With respect to efficacy, despite the inclusion of all-cause death (an outcome that is not expected to be reduced by a LAAC procedure, and that accounted for about three-fourths of events), the observed primary efficacy outcome rate was about half of the expected (i.e. ∼5% vs. 10%), making the study underpowered and the choice of a 5% noninferiority margin inappropriate. The incidence of stroke or systemic embolism through 36 months was low in both the LAAC and OAC groups. Interestingly, the observed thrombo-embolic risk was lower than expected based on the CHA2DS2-VASc score,2 as well as compared to that observed in similar RCTs.5–7 This might be related, at least in part, to the relatively higher proportion of paroxysmal AF (∼60%) in the OPTION trial compared to previous RCTs (∼30%–50%),5–7 and to the lower burden of AF after catheter ablation.

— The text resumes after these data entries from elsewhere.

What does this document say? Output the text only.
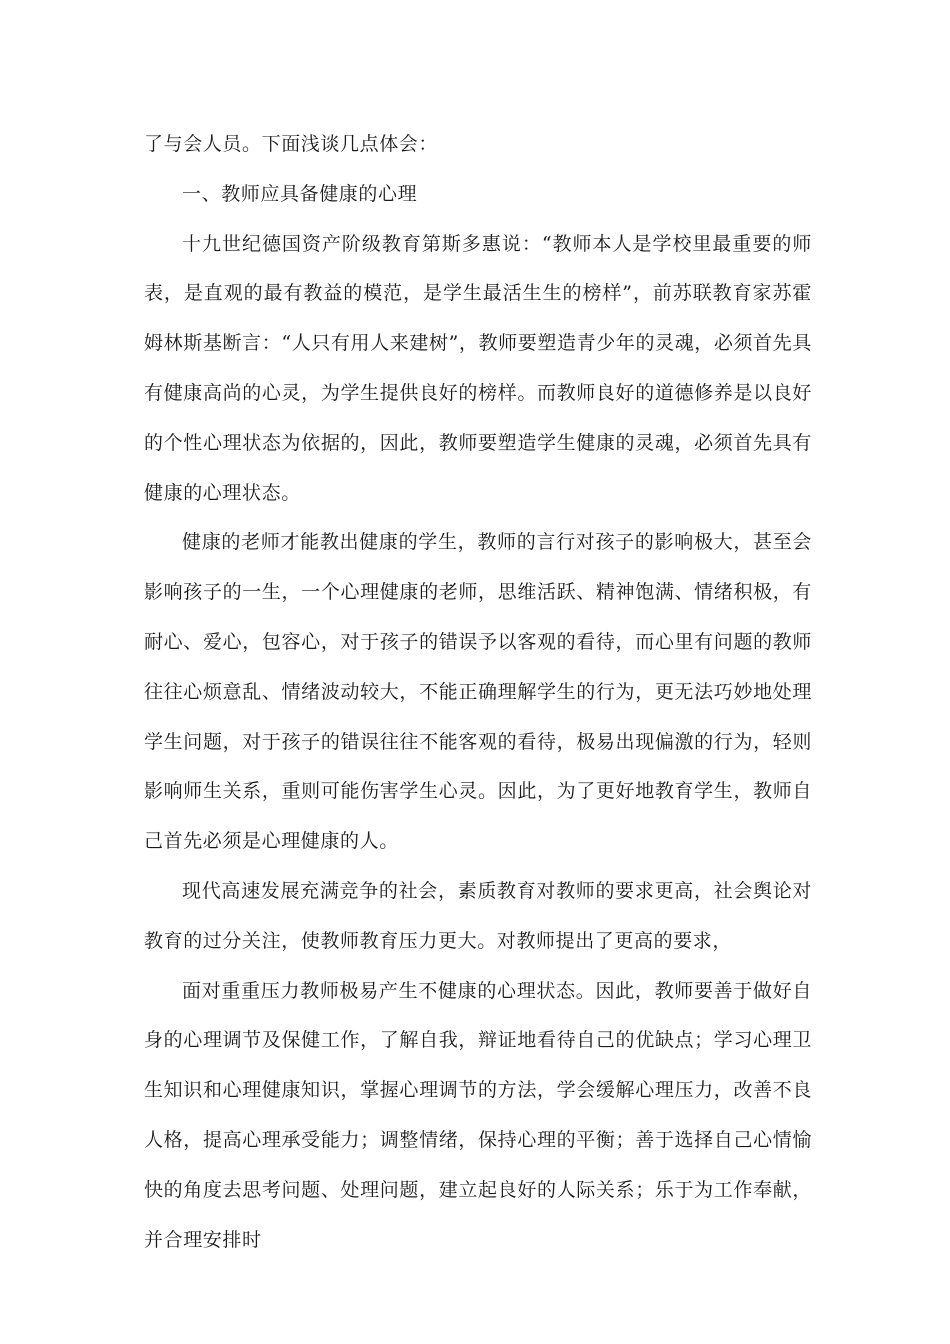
了与会人员。下面浅谈几点体会：

一、教师应具备健康的心理

十九世纪德国资产阶级教育第斯多惠说：“教师本人是学校里最重要的师表，是直观的最有教益的模范，是学生最活生生的榜样”，前苏联教育家苏霍姆林斯基断言：“人只有用人来建树”，教师要塑造青少年的灵魂，必须首先具有健康高尚的心灵，为学生提供良好的榜样。而教师良好的道德修养是以良好的个性心理状态为依据的，因此，教师要塑造学生健康的灵魂，必须首先具有健康的心理状态。

健康的老师才能教出健康的学生，教师的言行对孩子的影响极大，甚至会影响孩子的一生，一个心理健康的老师，思维活跃、精神饱满、情绪积极，有耐心、爱心，包容心，对于孩子的错误予以客观的看待，而心里有问题的教师往往心烦意乱、情绪波动较大，不能正确理解学生的行为，更无法巧妙地处理学生问题，对于孩子的错误往往不能客观的看待，极易出现偏激的行为，轻则影响师生关系，重则可能伤害学生心灵。因此，为了更好地教育学生，教师自己首先必须是心理健康的人。

现代高速发展充满竞争的社会，素质教育对教师的要求更高，社会舆论对教育的过分关注，使教师教育压力更大。对教师提出了更高的要求，

面对重重压力教师极易产生不健康的心理状态。因此，教师要善于做好自身的心理调节及保健工作，了解自我，辩证地看待自己的优缺点；学习心理卫生知识和心理健康知识，掌握心理调节的方法，学会缓解心理压力，改善不良人格，提高心理承受能力；调整情绪，保持心理的平衡；善于选择自己心情愉快的角度去思考问题、处理问题，建立起良好的人际关系；乐于为工作奉献，并合理安排时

A complete seal of LAA with the WATCHMAN FLX device was observed in 80% of patients at 12 months, meaning that one out of five patients had a peri-device leak, which is a known predictor of increased thrombo-embolic risk.10 Accurate pre- and intra-procedural imaging, a careful assessment of LAA anatomy, and an optimal device selection are essential in preventing suboptimal procedural outcomes.11 Of note, the results of the OPTION trial apply only to the LAAC procedure using the WATCHMAN FLX and should not be extrapolated to other devices or techniques. Furthermore, the trial was conducted at high-volume institutions by expert operators, and this may limit the generalizability of the observed findings.11 Another limitation was the relatively low representativeness of the female sex, which is known to be an important risk enhancer for stroke in patients with AF.12

In conclusion, in light of these methodological limitations, it seems unlikely that the results of the OPTION trial will translate into a real-world use of LAAC as a primary treatment approach to reduce thrombo-embolic risk after catheter ablation for AF. Several ongoing RCTs comparing percutaneous LAAC with DOAC in AF populations at higher or lower bleeding risk, and/or for specific indications, might better define optimal patient selection and the future role of percutaneous LAAC.

Declarations

Disclosure of Interest

R.V. received consulting or lecturing fees from Abbott Vascular, ABIOMED, Amarin, Amgen, Daiichi Sankyo, Edwards Lifesciences, Medtronic, Novartis, and Philips, outside the submitted work. D.P. received lecturing fees from Daiichi Sankyo, outside the submitted work.